Riots in many of France’s immigrant-populated neighbourhoods last autumn heightened awareness of the plight of ethnic minorities. But employers began to change their attitudes several years ago and started reassessing their discriminatory practices.

French law prohibits differentiating between people on the basis of colour or race. Companies are prevented from keeping records of the number of employees with minority backgrounds.

However, employers have begun putting diversity policies into practice, raising awareness and broadening recruitment procedures. Rail company SNCF, car manufacturer Peugeot, the Accor hotel group and supermarket giant Casino are all considered leaders in their campaigns to diversify.

In the financial sector, banks such as BNP Paribas and Société Générale are paving the way, as well as the financial services giant, AXA. Financial companies have an added incentive to diversity. Immigrants and their educated offspring make up a growing proportion of society. These institutions will profit if they have employees who mirror the client base.

“As our customers get more diversified, we need to have diversified teams to understand their needs,” said Sofia Merlo, head of individual career management at BNP Paribas. “We have to open ourselves to all kinds of profiles if we want to fulfill our recruitment objectives.”

Several years ago Société Générale took the bold step of piloting an annual recruitment event at a stadium in a Paris suburb with a large ethnic minority population.

Traditionally, Société Générale, as well as many French companies, looked at diplomas when hiring, and applicants with the degrees were usually white. Phelps said the bank used to limit hiring to those with a baccalaureate and between two and five years of additional study. But that’s all changed.

“We’re opening up,” she said. “We’re looking at those without a baccalaureate. This is intellectually a big shift for this country and the bank.”

BNP Paribas, which features ethnic minorities in its recruitment ads, also has a hiring programme targeted at those without a diploma.

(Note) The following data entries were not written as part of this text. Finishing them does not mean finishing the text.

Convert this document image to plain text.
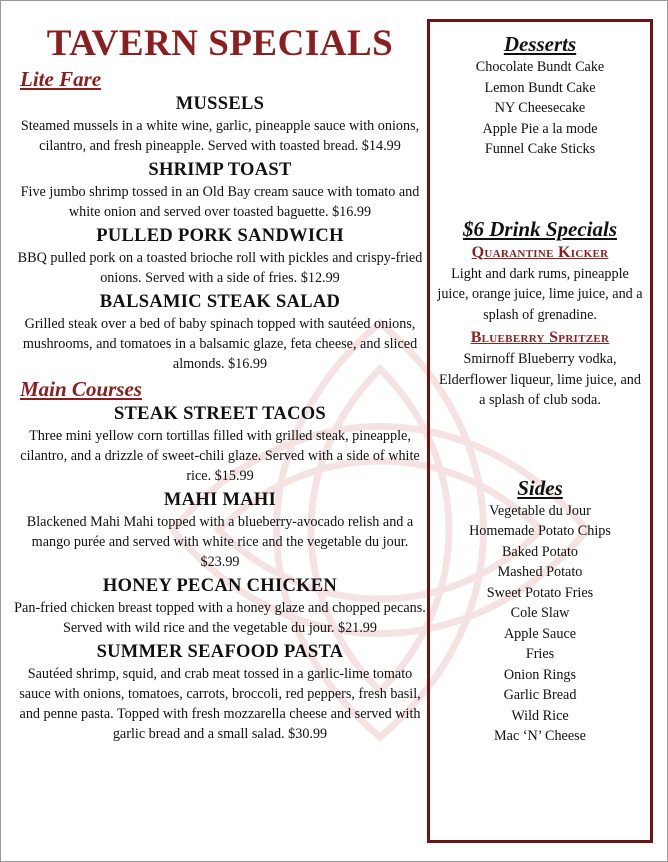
TAVERN SPECIALS
Lite Fare
MUSSELS

Steamed mussels in a white wine, garlic, pineapple sauce with onions, cilantro, and fresh pineapple. Served with toasted bread. $14.99

SHRIMP TOAST

Five jumbo shrimp tossed in an Old Bay cream sauce with tomato and white onion and served over toasted baguette. $16.99

PULLED PORK SANDWICH

BBQ pulled pork on a toasted brioche roll with pickles and crispy-fried onions. Served with a side of fries. $12.99

BALSAMIC STEAK SALAD

Grilled steak over a bed of baby spinach topped with sautéed onions, mushrooms, and tomatoes in a balsamic glaze, feta cheese, and sliced almonds. $16.99

Main Courses
STEAK STREET TACOS

Three mini yellow corn tortillas filled with grilled steak, pineapple, cilantro, and a drizzle of sweet-chili glaze. Served with a side of white rice. $15.99

MAHI MAHI

Blackened Mahi Mahi topped with a blueberry-avocado relish and a mango purée and served with white rice and the vegetable du jour. $23.99

HONEY PECAN CHICKEN

Pan-fried chicken breast topped with a honey glaze and chopped pecans. Served with wild rice and the vegetable du jour. $21.99

SUMMER SEAFOOD PASTA

Sautéed shrimp, squid, and crab meat tossed in a garlic-lime tomato sauce with onions, tomatoes, carrots, broccoli, red peppers, fresh basil, and penne pasta. Topped with fresh mozzarella cheese and served with garlic bread and a small salad. $30.99

Desserts
Chocolate Bundt Cake
Lemon Bundt Cake
NY Cheesecake
Apple Pie a la mode
Funnel Cake Sticks
$6 Drink Specials
Quarantine Kicker

Light and dark rums, pineapple juice, orange juice, lime juice, and a splash of grenadine.

Blueberry Spritzer

Smirnoff Blueberry vodka, Elderflower liqueur, lime juice, and a splash of club soda.

Sides
Vegetable du Jour
Homemade Potato Chips
Baked Potato
Mashed Potato
Sweet Potato Fries
Cole Slaw
Apple Sauce
Fries
Onion Rings
Garlic Bread
Wild Rice
Mac ‘N’ Cheese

Those hired have a two-year apprenticeship scheme with the bank before being taken on in a permanent role.

The bank also initiated a new recruitment drive last year, ‘immediate interviews’, whereby candidates can apply directly in bank branches for permanent sales positions, opening up more opportunities to ethnic minorities.

In its effort to open doors to minorities, AXA introduced an anonymous online application system for sales roles. Photographs and names, clear indicators of ethnic background, are eliminated. The company appointed a chief diversity officer in 2005 and has a diversity council to support and advise senior management.

Phelps at Société Générale said employing more people from ethnic minority communities will lead to more diverse teams and innovation. “Bringing people together with different backgrounds, who don’t think alike, will have a positive impact on performance,” she said.

Merlo at BNP Paribas, agrees. “Having diversified teams favours innovation and creativity,” she said.

SOS Racisme, an organisation fighting discrimination, is working to change the mentality in France, to motivate more companies to change their ways of hiring. “Our biggest victory,” says Marelou Gambolsky, press secretary of the organisation, “is raised consciousness.”